Adoptés par la famille mondiale de l’hémophilie : l’histoire d’une mère



Staci et son mari Shane avaient déjà quatre enfants lorsqu’ils ont commencé à songer à en adopter un cinquième. Ils avaient déjà accueilli un enfant de Chine en 2013 et pensaient que l’expérience avait été une bénédiction pour leur famille. Alors qu’elle examinait des photos d’enfants chinois disponibles pour une adoption, l’attention de Staci s’est arrêtée sur le profil d’un adorable petit garçon du nom d’Owen. Le coup de foudre a été immédiat. Owen aimait la musique, jouer du tambour et les câlins. Il était atteint aussi d’hémophilie, une maladie dont elle ignorait pratiquement tout. « J’ai eu un pincement au cœur », se souvient-elle. « Je me suis demandé si notre famille allait pouvoir faire face à cette maladie chronique. En quoi cela allait-il changer notre vie ? Mais… j’avais le sentiment qu’il faisait déjà partie de la famille. »

Vivre avec l’hémophilie en Chine

Selon la Fédération mondiale de l’hémophilie, 400 000 personnes sont atteintes d’hémophilie dans le monde et environ 75 % d’entre elles ont un accès limité à des services de diagnostic et de traitement. Les personnes hémophiles qui vivent dans des pays en développement sont confrontées à d’importantes difficultés pour se faire soigner.

Staci a vite appris qu’en Chine, l’accès aux médicaments essentiels pour le traitement de l’hémophilie est à la fois limité et onéreux. À l’orphelinat, Owen ne recevait pas régulièrement de facteurs de remplacement pour éviter les saignements. De ce fait, il était mis à l’écart des autres enfants. À trois ans, il ne pouvait ni jouer, ni se faire des amis, pas plus qu’il ne pouvait grimper, courir ou sauter par crainte de se blesser ou de saigner. Faute de facteurs de remplacement, toutes ces activités pouvaient en effet se révéler fatales.

Un élan massif en réponse à l’appel à l’aide d’une mère

Bien qu’elle ait passé des mois à se renseigner sur l’hémophilie et à la vie qui s’impose aux personnes qui en sont atteintes, Staci était extrêmement nerveuse lorsqu’elle a quitté les États-Unis, où elle réside, pour la Chine afin de régler les dernières formalités d’adoption.

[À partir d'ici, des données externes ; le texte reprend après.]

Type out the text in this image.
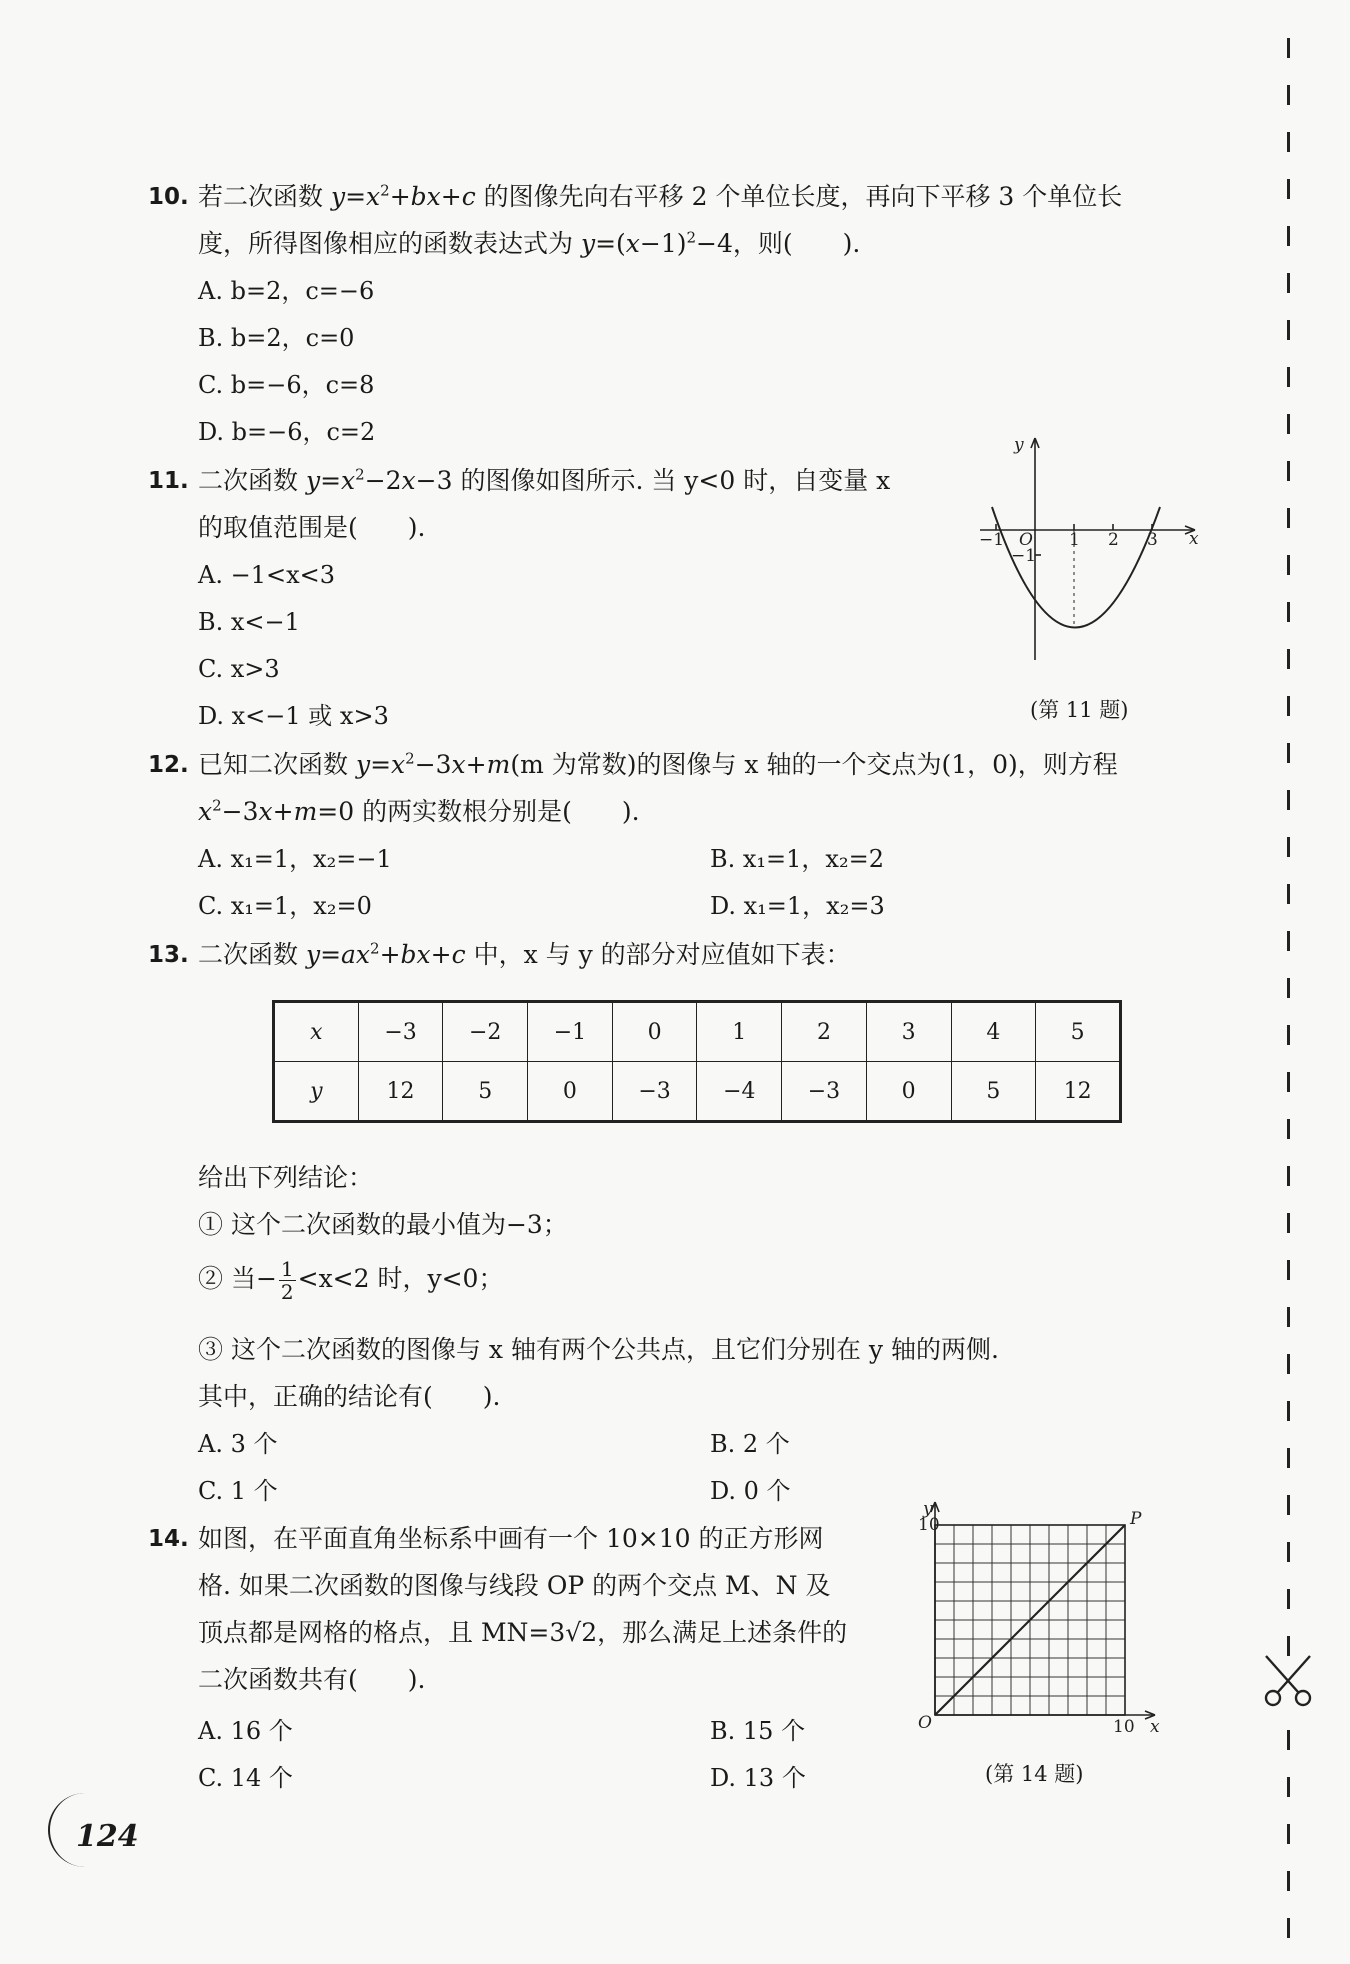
10. 若二次函数 $y=x^2+bx+c$ 的图像先向右平移 2 个单位长度，再向下平移 3 个单位长
度，所得图像相应的函数表达式为 $y=(x-1)^2-4$，则(　　).
A. b=2，c=−6
B. b=2，c=0
C. b=−6，c=8
D. b=−6，c=2
11. 二次函数 $y=x^2-2x-3$ 的图像如图所示. 当 y<0 时，自变量 x
的取值范围是(　　).
A. −1<x<3
B. x<−1
C. x>3
D. x<−1 或 x>3
y
x
O
−1	1 2 3
−1
(第 11 题)
12. 已知二次函数 $y=x^2-3x+m(m$ 为常数)的图像与 x 轴的一个交点为(1，0)，则方程
$x^2-3x+m=0$ 的两实数根分别是(　　).
A. x₁=1，x₂=−1	B. x₁=1，x₂=2
C. x₁=1，x₂=0	D. x₁=1，x₂=3
13. 二次函数 $y=ax^2+bx+c$ 中，x 与 y 的部分对应值如下表：
x	−3	−2	−1	0	1	2	3	4	5
y	12	5	0	−3	−4	−3	0	5	12
给出下列结论：
① 这个二次函数的最小值为−3；
② 当− $\frac{1}{2} <x<2$ 时，y<0；
③ 这个二次函数的图像与 x 轴有两个公共点，且它们分别在 y 轴的两侧.
其中，正确的结论有(　　).
A. 3 个	B. 2 个
C. 1 个	D. 0 个
14. 如图，在平面直角坐标系中画有一个 10×10 的正方形网
格. 如果二次函数的图像与线段 OP 的两个交点 M、N 及
顶点都是网格的格点，且 MN=3√2，那么满足上述条件的
二次函数共有(　　).
A. 16 个	B. 15 个
C. 14 个	D. 13 个
y
10	P
O	10 x
(第 14 题)
124
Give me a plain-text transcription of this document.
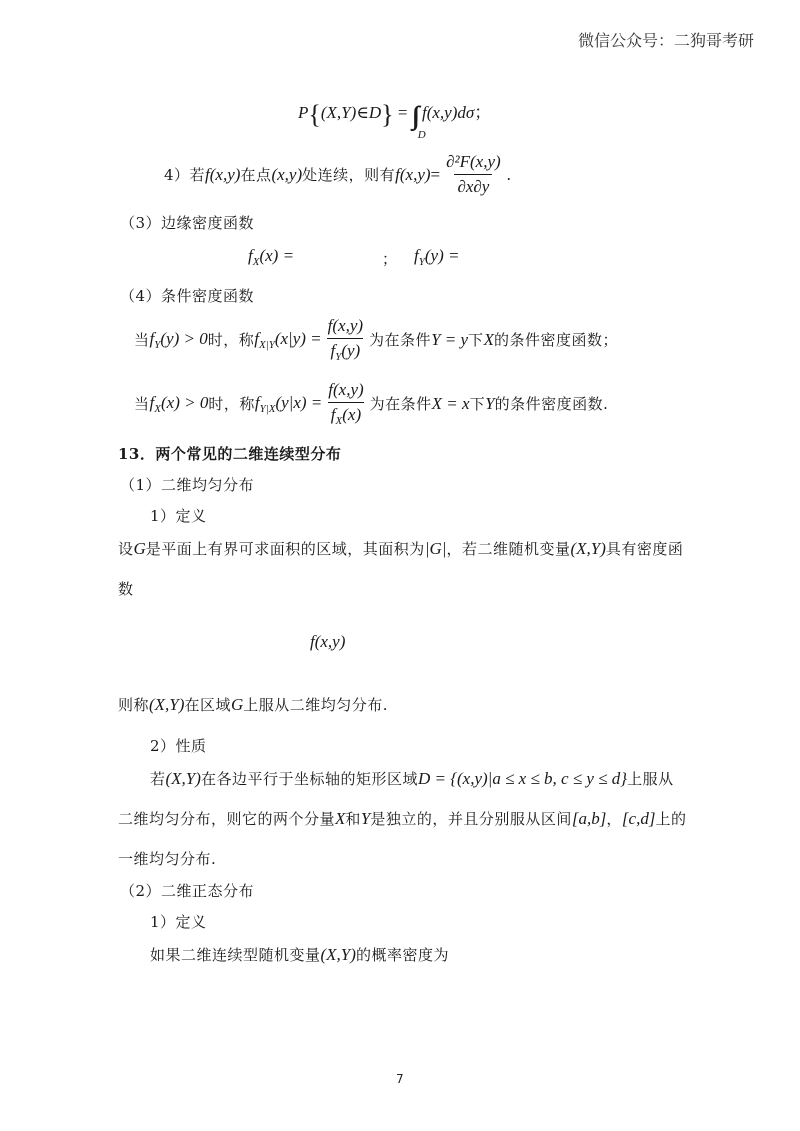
微信公众号：二狗哥考研
P{(X,Y)∈D} = ∫∫
D
f(x,y)dσ；
4）若 f(x,y) 在点 (x,y) 处连续，则有 $f(x,y) = \frac{\text{∂²F(x,y)}}{\partial x\partial y}$ .
（3）边缘密度函数
$f_X(x)$ =	； $f_Y(y)$ =
（4）条件密度函数
当 $f_Y(y) > 0$ 时，称 $f_{X|Y}(x|y) = \frac{f(x,y)}{f_Y(y)}$ 为在条件 Y = y 下 X 的条件密度函数；
当 $f_X(x) > 0$ 时，称 $f_{Y|X}(y|x) = \frac{f(x,y)}{f_X(x)}$ 为在条件 X = x 下 Y 的条件密度函数.
13．两个常见的二维连续型分布
（1）二维均匀分布
1）定义
设 G 是平面上有界可求面积的区域，其面积为 |G| ，若二维随机变量 (X,Y) 具有密度函
数
f(x,y)
则称 (X,Y) 在区域 G 上服从二维均匀分布.
2）性质
若 (X,Y) 在各边平行于坐标轴的矩形区域 D = {(x,y)|a ≤ x ≤ b, c ≤ y ≤ d} 上服从
二维均匀分布，则它的两个分量 X 和 Y 是独立的，并且分别服从区间 [a,b] ， [c,d] 上的
一维均匀分布.
（2）二维正态分布
1）定义
如果二维连续型随机变量 (X,Y) 的概率密度为
7
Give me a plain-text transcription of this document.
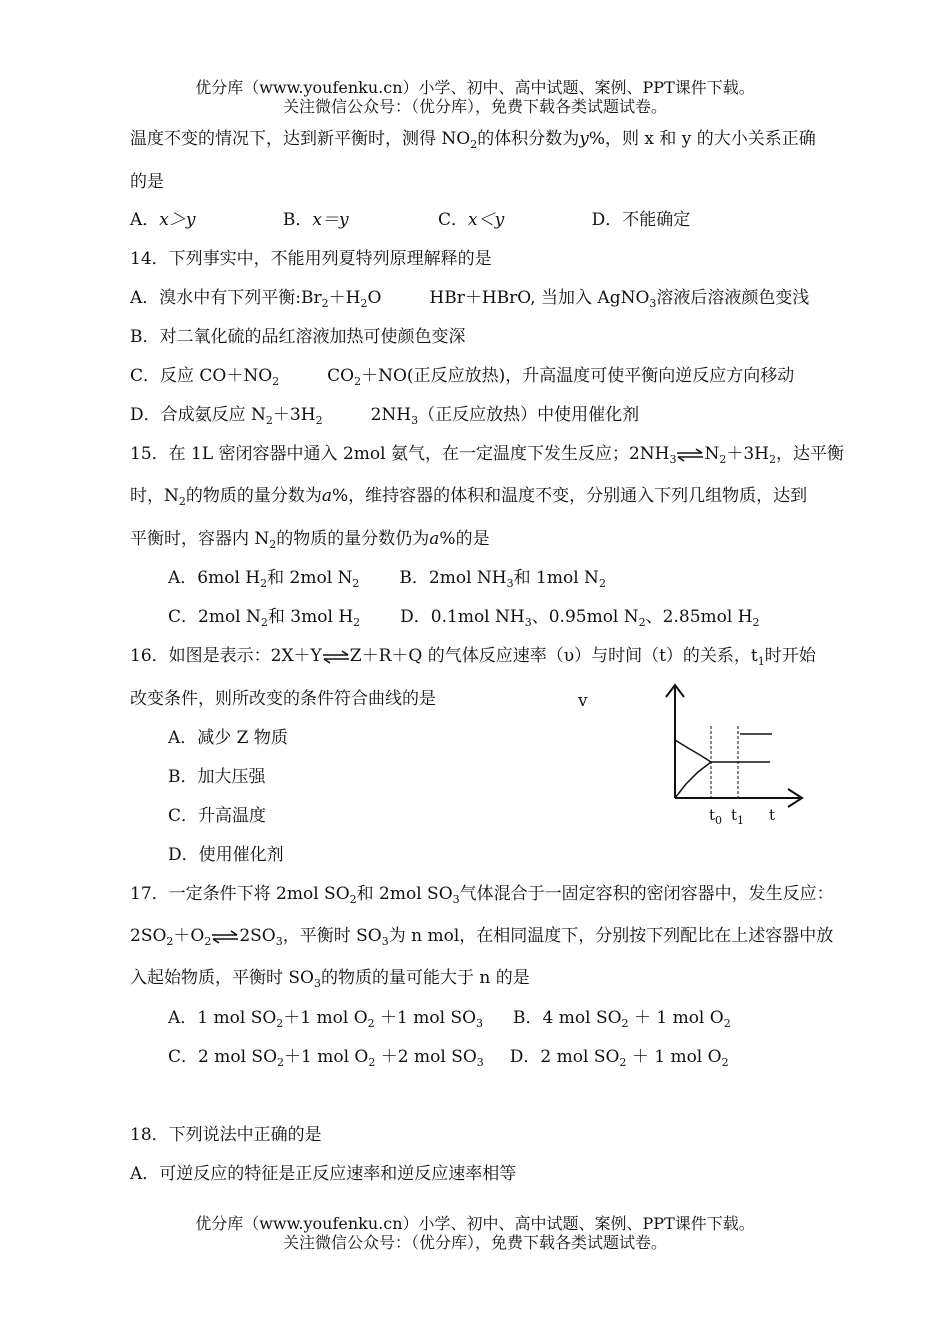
优分库（www.youfenku.cn）小学、初中、高中试题、案例、PPT课件下载。
关注微信公众号：（优分库），免费下载各类试题试卷。
温度不变的情况下，达到新平衡时，测得 $NO_2$的体积分数为y%，则 x 和 y 的大小关系正确
的是
A．x＞y	B．x＝y	C．x＜y	D．不能确定
14．下列事实中，不能用列夏特列原理解释的是
A．溴水中有下列平衡$:Br_2+H_2O$	HBr＋HBrO, 当加入 AgNO$_3$溶液后溶液颜色变浅
B．对二氧化硫的品红溶液加热可使颜色变深
C．反应 $CO+NO_2$	$CO_2+NO$(正反应放热)，升高温度可使平衡向逆反应方向移动
D．合成氨反应 $N_2+3H_2$	$2NH_3$（正反应放热）中使用催化剂
15．在 1L 密闭容器中通入 2mol 氨气，在一定温度下发生反应；$2NH_3\rightleftharpoons N_2+3H_2$，达平衡
时，$N_2$的物质的量分数为a%，维持容器的体积和温度不变，分别通入下列几组物质，达到
平衡时，容器内 $N_2$的物质的量分数仍为a%的是
A．6mol $H_2$和 2mol $N_2$ B．2mol $NH_3$和 1mol $N_2$
C．2mol $N_2$和 3mol $H_2$ D．0.1mol $NH_3$、0.95mol $N_2$、2.85mol $H_2$
16．如图是表示：2X＋Y⇌Z＋R＋Q 的气体反应速率（υ）与时间（t）的关系，$t_1$时开始
改变条件，则所改变的条件符合曲线的是
A．减少 Z 物质
B．加大压强
C．升高温度
D．使用催化剂
v
$t_0$ $t_1$ t
17．一定条件下将 2mol $SO_2$和 2mol $SO_3$气体混合于一固定容积的密闭容器中，发生反应：
$2SO_2+O_2\rightleftharpoons 2SO_3$，平衡时 $SO_3$为 n mol，在相同温度下，分别按下列配比在上述容器中放
入起始物质，平衡时 $SO_3$的物质的量可能大于 n 的是
A．1 mol $SO_2+1$ mol $O_2 +1$ mol $SO_3$ B．4 mol $SO_2 + 1$ mol $O_2$
C．2 mol $SO_2+1$ mol $O_2 +2$ mol $SO_3$ D．2 mol $SO_2 + 1$ mol $O_2$
18．下列说法中正确的是
A．可逆反应的特征是正反应速率和逆反应速率相等
优分库（www.youfenku.cn）小学、初中、高中试题、案例、PPT课件下载。
关注微信公众号：（优分库），免费下载各类试题试卷。
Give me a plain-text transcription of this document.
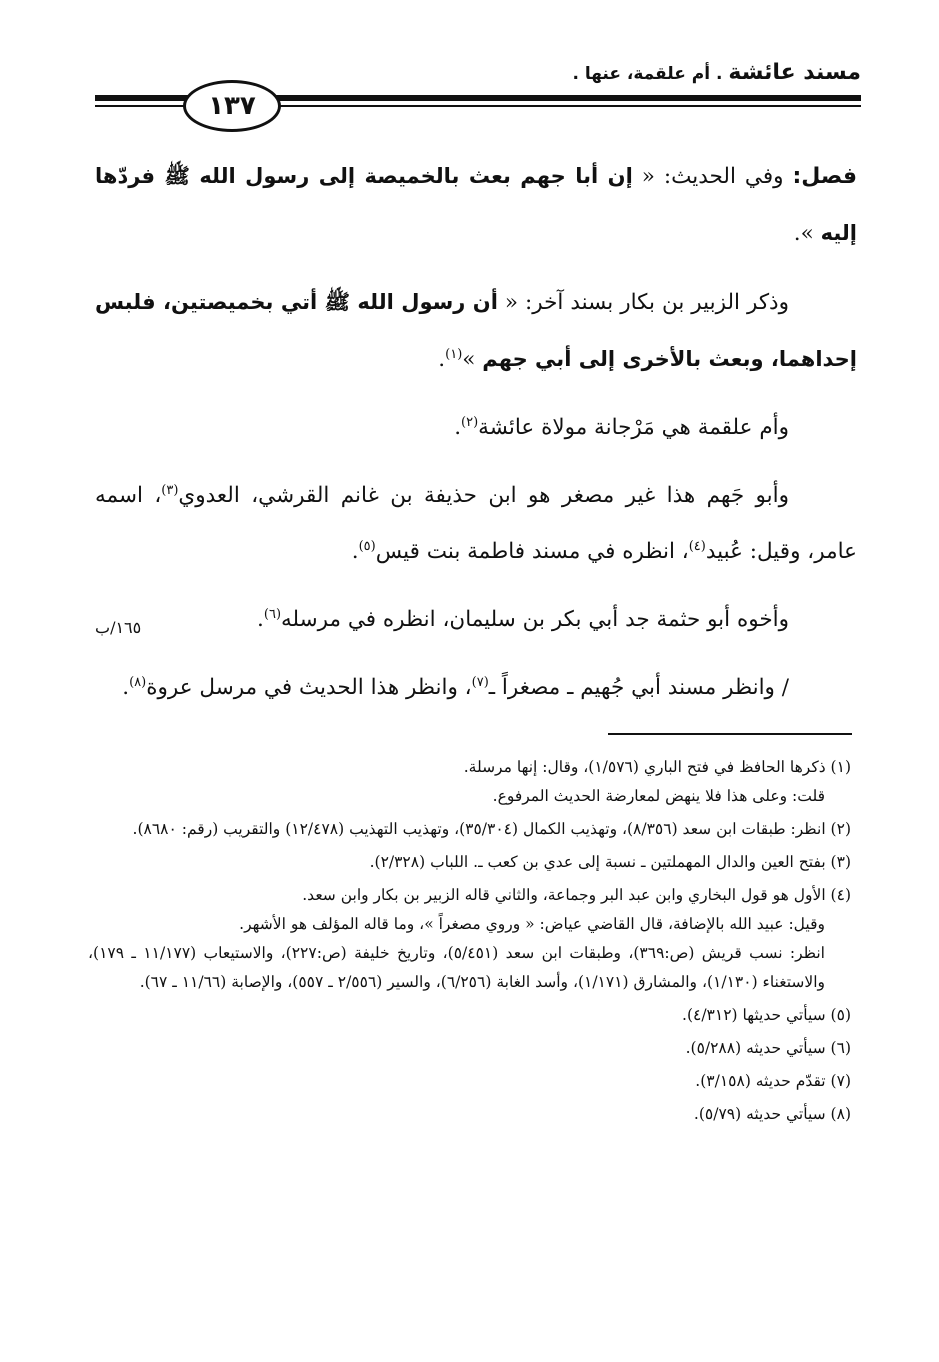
مسند عائشة . أم علقمة، عنها .
١٣٧

فصل: وفي الحديث: « إن أبا جهم بعث بالخميصة إلى رسول الله ﷺ فردّها إليه ».

وذكر الزبير بن بكار بسند آخر: « أن رسول الله ﷺ أتي بخميصتين، فلبس إحداهما، وبعث بالأخرى إلى أبي جهم »$^{(١)}$.

وأم علقمة هي مَرْجانة مولاة عائشة$^{(٢)}$.

وأبو جَهم هذا غير مصغر هو ابن حذيفة بن غانم القرشي، العدوي$^{(٣)}$، اسمه عامر، وقيل: عُبيد$^{(٤)}$، انظره في مسند فاطمة بنت قيس$^{(٥)}$.

وأخوه أبو حثمة جد أبي بكر بن سليمان، انظره في مرسله$^{(٦)}$.

/ وانظر مسند أبي جُهيم ـ مصغراً ـ$^{(٧)}$، وانظر هذا الحديث في مرسل عروة$^{(٨)}$.

١٦٥/ب

(١) ذكرها الحافظ في فتح الباري (١/٥٧٦)، وقال: إنها مرسلة.

قلت: وعلى هذا فلا ينهض لمعارضة الحديث المرفوع.

(٢) انظر: طبقات ابن سعد (٨/٣٥٦)، وتهذيب الكمال (٣٥/٣٠٤)، وتهذيب التهذيب (١٢/٤٧٨) والتقريب (رقم: ٨٦٨٠).

(٣) بفتح العين والدال المهملتين ـ نسبة إلى عدي بن كعب ـ. اللباب (٢/٣٢٨).

(٤) الأول هو قول البخاري وابن عبد البر وجماعة، والثاني قاله الزبير بن بكار وابن سعد.

وقيل: عبيد الله بالإضافة، قال القاضي عياض: « وروي مصغراً »، وما قاله المؤلف هو الأشهر.

انظر: نسب قريش (ص:٣٦٩)، وطبقات ابن سعد (٥/٤٥١)، وتاريخ خليفة (ص:٢٢٧)، والاستيعاب (١١/١٧٧ ـ ١٧٩)، والاستغناء (١/١٣٠)، والمشارق (١/١٧١)، وأسد الغابة (٦/٢٥٦)، والسير (٢/٥٥٦ ـ ٥٥٧)، والإصابة (١١/٦٦ ـ ٦٧).

(٥) سيأتي حديثها (٤/٣١٢).

(٦) سيأتي حديثه (٥/٢٨٨).

(٧) تقدّم حديثه (٣/١٥٨).

(٨) سيأتي حديثه (٥/٧٩).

Owen a reçu une perfusion de facteurs de remplacement avant de quitter l’orphelinat, afin de le protéger du risque de saignements pendant le voyage. À Guangzhou, pendant la dernière semaine des formalités d’adoption, Owen devait recevoir une autre perfusion. Pourtant, même si Staci s’était procuré les médicaments nécessaires, trois hôpitaux locaux ont refusé d’administrer la perfusion à Owen.

Elle s’est alors tournée vers la communauté de l’hémophilie pour obtenir de l’aide. La réponse a été à la fois massive et instantanée et de nombreuses personnes de Chine ont offert d’administrer la perfusion à Owen. Grâce à cet incroyable réseau mondial, Staci a découvert qu’une clinique internationale était située à quelques kilomètres seulement de l’endroit où elle séjournait et Owen a pu recevoir son traitement.

Ce soir-là, Staci a laissé Owen courir dans le hall de l’hôtel.

De retour à la maison

Les quelques premiers mois qui ont suivi le retour aux États-Unis ont été éprouvants et chaotiques pour la famille car le Centre de traitement de l’hémophilie était à une heure et demi de route de la maison et Owen souffrait du mal des transports. Il faisait également de nombreuses chutes, jusqu’à ce que son sens de l’équilibre et sa motricité s’améliorent. Toute cette période a été marquée par de nombreuses visites aux urgences, des scans à répétition et des coups de téléphone paniqués au Centre de traitement de l’hémophilie pour des conseils.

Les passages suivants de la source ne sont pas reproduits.